Government’s public service pay offer ‘not credible’, unions say

An improved offer is needed to continue talks, Workplace Relations Commission is told

The Government’s offer of a 5 per cent pay increase over two years for public servants is “not credible”, and an improved offer is needed to continue talks, unions have told the Workplace Relations Commission (WRC).

The Irish Congress of Trade Union public services committee (PSC) said it backed the union negotiators’ view that the Government’s recent pay offer could not credibly be put to ballot while low and middle-income workers struggle with soaring prices.

Talks between unions and the Government on public sector pay got under way in early June at the WRC.

Under the current public sector pay agreement, Building Momentum, public sector workers received a 1 per cent pay increase last year, with a further 1 per cent due this October. Unions triggered a review clause contained within the agreement almost four months ago due to higher-than-expected inflation in 2021 and 2022.

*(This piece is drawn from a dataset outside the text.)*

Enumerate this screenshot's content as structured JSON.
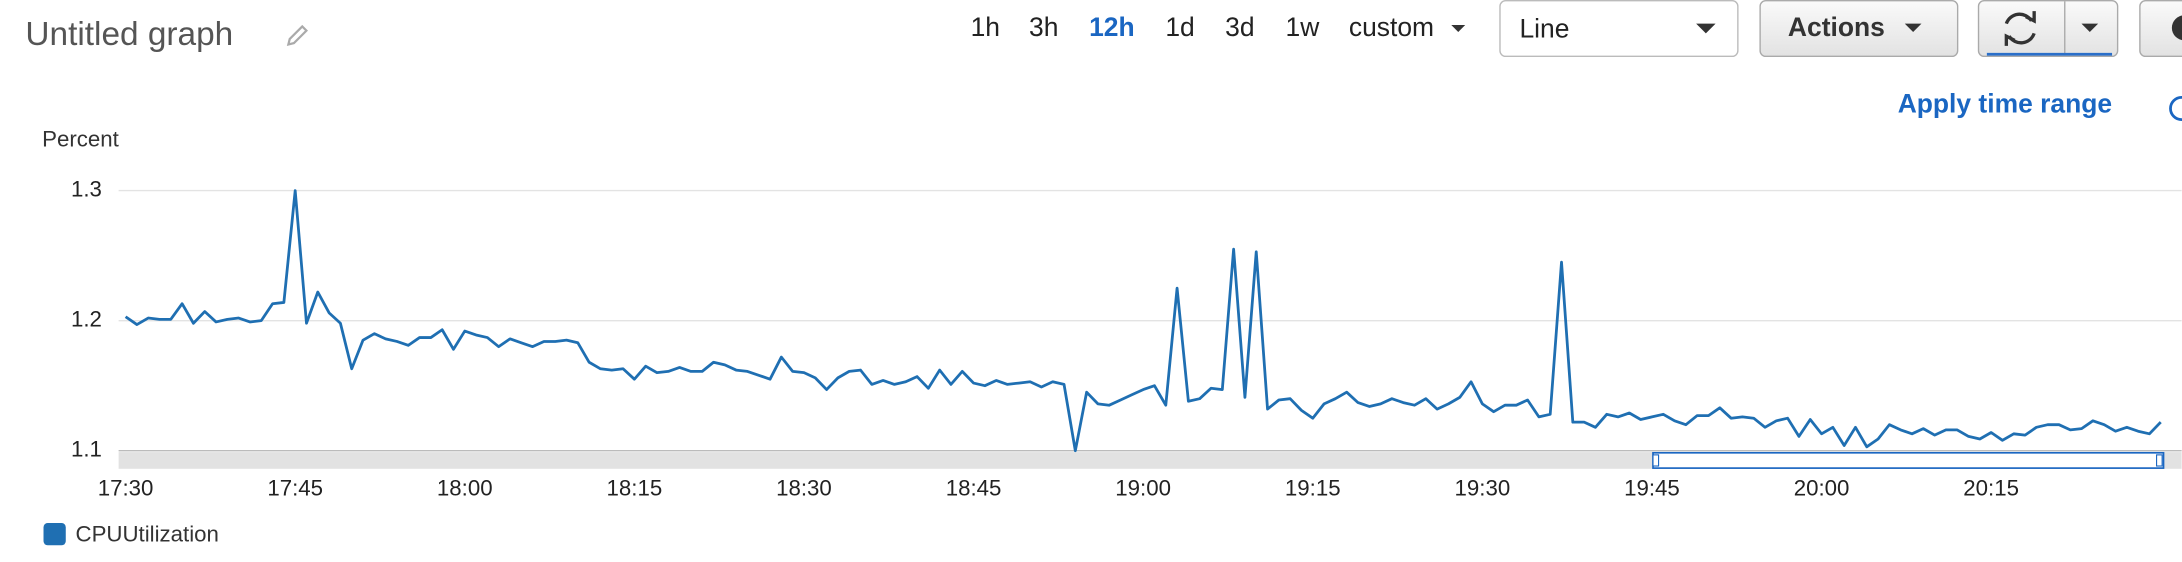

The Government then offered an additional increase of just 2.5 per cent for the 2021-2022 period of the current agreement, which is now under review with the assistance of the WRC.

This was “clearly inadequate when inflation is likely to be at least 9 per cent over that period,” PSC chairman Kevin Callinan said in a letter addressed to the WRC’s director general, Liam Kelly, this week.

It remained the union’s position the offer “cannot credibly be put to ballots of low and middle-income public servants”.

The PSC “endorsed this position, which cannot change unless the Government’s side is prepared to make an improved offer for 2021-2022″, the letter said.

The PSC also agreed its officers could not credibly reach an agreement about pay in 2023 before the current pay terms of Building Momentum have been reviewed and improved.

Mr Callinan told the WRC that public service unions had expected an improved Government pay offer to be made.

“In common with workers across the economy, public servants were currently bearing the full brunt of large and sustained increases in the cost of home heating, fuel, food, housing, childcare, and many other essentials,” he said.